静かで地に足の着いたような、リアリティのあるビートという印象を受けた。人数が増えたことから、人の声を目立たせる意図があるのかもしれない。

「LOVEとかLIKEの類じゃなく アップダウンを共にするこの音楽」の"アップダウン"は、生活の波を表現しているのか。『Bursh Up』でも「カツカツな今」と取り上げたように、そういった経験をしていることを表している。

だが、単に気持ちを吐き出すだけでなく、「やんなくていいのにやってる意味」「理由なんか無い でも書いてるリリック」と、その気持ちを自己分析している。"音楽"は、どんな時でも、自分さえ離さなければ寄り添ってくれる。そういった想いがこのバースに込められていると解釈した。

Interlude

これまた静か目ではあるが、先程のビートとは違い、地をゆらゆらと這っている。掴みどころが無く、正体不明といった雰囲気を感じる。正体は分からないくせに恐怖は感じさせず、自然と安心させるような不思議な曲だ。

300年後

唯一の日本語タイトルの曲で、そのタイトルを見た時に何故200でも400でも無く”300"という数字にしたのか。それは、この曲の中で明らかになっているのか、はたまたその意味を見つけられるか。聴くのが楽しみな曲だった。

再生してゆったりとしたビートが流れ始めると、宇宙や夜中といったワードが頭の中に浮かんだ。言わば、真っ暗な暗闇の中に光り輝く星がある情景。最初の「見上げた夜空」という言葉に引っ張られたのかもしれない。けれども、寒さや冷たさは無く、何故だか暖かさを感じる音である。

聴いてみると"300年後"の理由は、皆既日食の周期のことだと直ぐに分かった。同時に「あなたが生を授かって6年」「おもちゃを並べて お菓子を食べて」から、自身の子どもについて語っていると受け取った。暖かさを感じたのは、等身大の気持ちで子どもへのメッセージを綴っているからか。

この曲を聴いて、"300年"なんて短いと思うか、長いと思うか。これまで頭に無かったことを考えさせられた。ある一人に贈られた曲だとしても、個人的に魅力的で面白い曲だと感じた。

All Good Day

三部作の三つ目である「SOUL CUT'S」に『All Good Day(REMIX)』という曲があり、この曲とビートが同じだった。REMIX版とはどのような変化があるのか楽しみだが、今回はこの曲だけの感想を書く。

真っ先にビートから楽し気な印象を受けた。全体的に滑らかな音ではあるのだが、一音一音から跳ねたような明るさも感じる。現実的な音と感じるのだが、暗さはなく明るい現実。その現実を受け入れた上で楽しんでいる、といった"成長"を想像させられた。

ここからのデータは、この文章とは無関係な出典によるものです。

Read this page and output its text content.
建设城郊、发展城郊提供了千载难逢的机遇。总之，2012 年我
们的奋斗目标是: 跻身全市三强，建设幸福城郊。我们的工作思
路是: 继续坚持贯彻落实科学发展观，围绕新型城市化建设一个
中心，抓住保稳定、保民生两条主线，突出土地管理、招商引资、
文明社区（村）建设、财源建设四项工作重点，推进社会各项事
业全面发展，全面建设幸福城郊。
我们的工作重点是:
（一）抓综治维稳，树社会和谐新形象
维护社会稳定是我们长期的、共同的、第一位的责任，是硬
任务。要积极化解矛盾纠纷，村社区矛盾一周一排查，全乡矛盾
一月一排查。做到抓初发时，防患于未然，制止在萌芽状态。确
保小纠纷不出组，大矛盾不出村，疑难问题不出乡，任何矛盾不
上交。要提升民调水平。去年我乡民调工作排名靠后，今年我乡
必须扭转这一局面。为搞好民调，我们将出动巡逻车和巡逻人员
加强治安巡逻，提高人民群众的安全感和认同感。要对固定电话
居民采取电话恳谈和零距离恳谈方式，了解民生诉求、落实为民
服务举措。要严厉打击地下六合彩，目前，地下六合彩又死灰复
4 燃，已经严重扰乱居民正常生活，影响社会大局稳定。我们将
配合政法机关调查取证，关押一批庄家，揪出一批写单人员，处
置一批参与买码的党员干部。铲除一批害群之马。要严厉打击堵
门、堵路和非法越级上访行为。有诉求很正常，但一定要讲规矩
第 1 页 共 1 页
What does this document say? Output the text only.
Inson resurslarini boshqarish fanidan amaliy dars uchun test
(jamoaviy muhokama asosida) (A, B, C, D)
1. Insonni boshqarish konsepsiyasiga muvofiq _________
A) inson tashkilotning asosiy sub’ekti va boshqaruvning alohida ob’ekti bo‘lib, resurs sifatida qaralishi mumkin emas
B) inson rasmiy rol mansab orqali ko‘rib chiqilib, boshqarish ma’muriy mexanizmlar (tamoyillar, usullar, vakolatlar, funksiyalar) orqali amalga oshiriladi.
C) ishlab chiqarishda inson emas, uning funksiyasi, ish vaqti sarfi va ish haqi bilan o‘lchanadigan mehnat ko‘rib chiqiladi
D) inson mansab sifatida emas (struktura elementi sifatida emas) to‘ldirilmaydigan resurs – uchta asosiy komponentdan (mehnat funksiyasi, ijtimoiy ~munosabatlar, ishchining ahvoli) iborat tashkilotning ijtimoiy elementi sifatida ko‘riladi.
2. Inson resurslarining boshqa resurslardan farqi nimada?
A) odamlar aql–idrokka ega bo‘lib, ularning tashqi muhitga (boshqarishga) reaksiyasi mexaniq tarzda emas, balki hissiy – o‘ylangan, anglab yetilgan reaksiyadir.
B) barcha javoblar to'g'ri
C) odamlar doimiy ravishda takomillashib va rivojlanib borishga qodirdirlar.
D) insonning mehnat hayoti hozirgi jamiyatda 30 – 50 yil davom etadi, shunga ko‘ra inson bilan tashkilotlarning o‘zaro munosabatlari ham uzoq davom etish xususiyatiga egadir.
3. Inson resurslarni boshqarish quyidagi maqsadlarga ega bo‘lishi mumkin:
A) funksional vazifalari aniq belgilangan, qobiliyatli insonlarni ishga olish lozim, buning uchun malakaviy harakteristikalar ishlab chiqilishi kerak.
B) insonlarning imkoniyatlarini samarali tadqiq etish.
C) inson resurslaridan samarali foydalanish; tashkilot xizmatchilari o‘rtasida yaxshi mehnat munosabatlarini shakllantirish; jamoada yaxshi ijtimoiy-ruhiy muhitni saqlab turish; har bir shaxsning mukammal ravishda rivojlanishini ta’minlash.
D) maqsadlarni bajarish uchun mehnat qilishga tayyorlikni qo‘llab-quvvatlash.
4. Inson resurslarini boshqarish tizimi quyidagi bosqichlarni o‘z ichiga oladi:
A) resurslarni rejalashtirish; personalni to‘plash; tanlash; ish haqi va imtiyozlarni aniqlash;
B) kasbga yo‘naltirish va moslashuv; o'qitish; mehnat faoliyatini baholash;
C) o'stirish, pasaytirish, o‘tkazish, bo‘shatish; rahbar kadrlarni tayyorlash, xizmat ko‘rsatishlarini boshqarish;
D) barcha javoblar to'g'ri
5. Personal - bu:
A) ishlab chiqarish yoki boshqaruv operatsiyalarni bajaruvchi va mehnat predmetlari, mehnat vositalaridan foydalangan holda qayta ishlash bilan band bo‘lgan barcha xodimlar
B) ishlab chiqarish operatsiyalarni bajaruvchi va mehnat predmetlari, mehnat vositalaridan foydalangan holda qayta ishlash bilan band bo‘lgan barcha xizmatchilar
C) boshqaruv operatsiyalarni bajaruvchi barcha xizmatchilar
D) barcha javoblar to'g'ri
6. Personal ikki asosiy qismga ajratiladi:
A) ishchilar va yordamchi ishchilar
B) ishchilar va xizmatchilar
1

「心の隙間 ならば愛情で埋まった」「ごめんよりもありがとうの数が上回った」、それに続く「悪くねぇ人生 今に繋がった」まで、全て生きる延長線上での出来事である。過去を噛み締め、想いを馳せることで生じた"現在との比較"こそが、いま人生を深くまで考えるキッカケになっていると思えた。

"愛情"と"感謝"を受け取る側か贈る側か、どちらを想定して書いた詩か分からないが、どちらだとしてもその二つでいっぱいの人生というのは、どれ程幸せなことなのだろうか。

特にhookの「それぞれに与えられたMY LIFE」「それぞれが作り上げるMY LIFE」が強く心に残った。二つの"MY LIFE"について、一つ目は"全員等しいモノ"、二つ目は"完全にオリジナルなモノ"という意味で受け取った。正反対の意味なのに、同じ言葉で違いを表現しているところが良いなと思った。

Next Time Preview

最後は、美しい音だけを集めたような旋律の中で、ハイハットとスネアの力強さが目立つ曲。落ち着くメロディーではあるが、その力強さから"まだ終わっていない"と勇躍するかのような如くのメッセージを受け取った。

最後に

全体的に幻想的なビートが多いように思えたが、適所に現実味溢れるビートがあり、緊張と弛緩がはっきりしていた。その点から、"伝えたい内容"がストレートに表現された時、その曲の立ち位置が理解でき、丁寧に本質を受け取れるビートとして呼煙魔が完成させている。

GOTITの声を言葉で表すとすれば、声が高く目立つが"派手"と言うほどビビット色では無いし、安定しているが"悠揚"と言うほど動きがない訳でも無い。一番合っていると思った言葉は"燦然"。多少アンダーグラウンドな環境で光るような、自然に唯一無二な輝きを持つ声であると感じた。

そのような、言葉の本質を受け取れるビートの上で、自然で唯一無二な輝きを持つ声が光っていた。また、表現が非常にストレートで、どんな状況でも等身大で、多くの人に届く内容に仕上がっていると思えた。